Список претензий, которые нация могла бы предъявить своему великому писателю, неисчерпаем так же, как и встречный. И абсолютно бессмыслен, и надо бы прекратить его составлять. Потому что едва ли кто-то, обладающий хоть немного более мягким характером, хоть немного большей уступчивостью и чуть менее ортодоксальными взглядами, сумел бы с такой точностью и законченностью выстроить свою жизнь. Конечно, гнилая советская власть развалилась бы так или иначе, но никто другой как Солженицын вогнал в ее сердце осиновый кол. Кого следующего на него нанизать?
Тут мы возвращаемся к отторжению Солженицына, к одиночеству Солженицына. "Не услышан", "не понят", "не прочитан" — все эти дежурные фразы принято произносить с виноватой интонацией. Не доросли? Но ощущение ненужности, невостребованности, непонятости, упомянутый синдром иностранца знакомы каждому, кто хоть как-то способен к абстрактному мышлению. Стране вообще не очень-то нужны думающие люди, тем более пишущие. Анатолий Ким понят? Услышан? Василий Белов разве не может посетовать на то, что родная страна не разумеет его речей?
Это нормальное положение, как бы к нему ни относились в нем оказавшиеся. Если можно говорить о какой-то идеологии нового поколения, то заключается она в осознанном и принципиальном индивидуализме. Никакого общего пути — ни с кем и никогда. Однако Солженицын не мирился с этой интеллигентской особенностью ни при коммунистах, когда это называлось внутренней эмиграцией, ни в новой ситуации — когда ценности частной жизни принято называть буржуазными. В этом смысле Солженицын антибуржуазен — что не мешает ему быть пламенным эгоцентриком.
Сейчас этот романтический, ницшеанский эгоцентризм производит странное впечатление.
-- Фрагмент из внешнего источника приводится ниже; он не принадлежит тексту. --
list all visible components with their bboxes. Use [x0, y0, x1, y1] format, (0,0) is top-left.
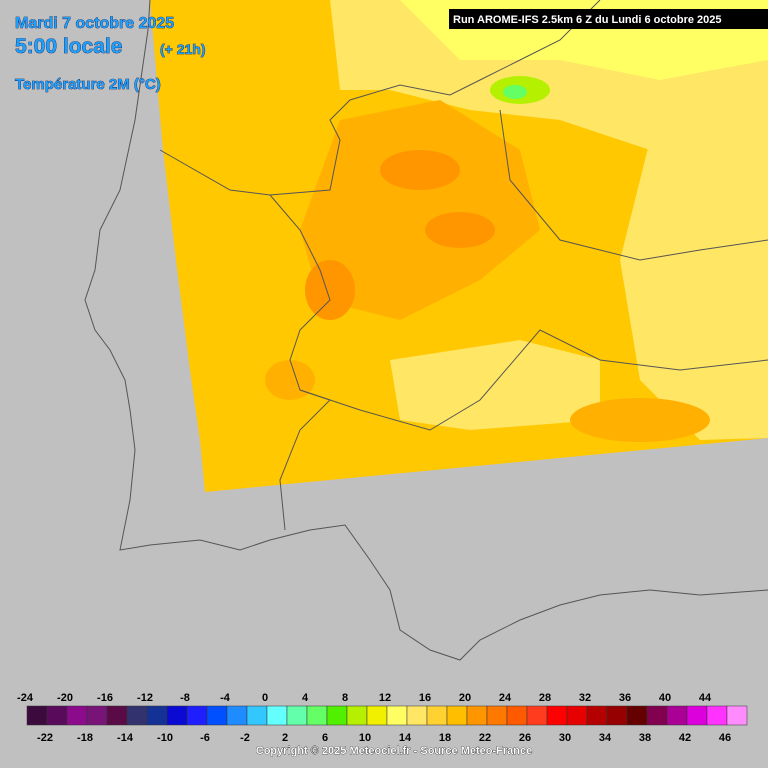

Но никаким оружием, кроме собственного ego, Солженицын никогда не располагал. И едва ли кто-либо, кроме авторитарного писателя, мог сломать идиотически-крепкий советский идеологический механизм. (Кондовый реалистический метод отомстил ему: "Красное колесо" оказалось, в литературном смысле, чем-то вроде второго тома "Мертвых душ".)
Сейчас всякое соприкосновение с "новым", возвратившимся Солженицыным, мудрецом и патриархом, вызывает внутреннее метание. Бросает от "ох, правильно ведь он все говорит" к сложной эмоции, которую передал Достоевский в своем отзыве о Льве Толстом следующими словами: "До чего возобожал себя человек". Солженицын создал себя как сложное культурное явление. Не замечать его нельзя — это стыдно. Описывать невозможно — он сам все о себе написал. Может быть, все-таки читать? Слишком тяжело, конечно. Но вот Джеймс Джойс заметил: "Если не стоит читать 'Улисса', то не стоит и жить". Тот же случай.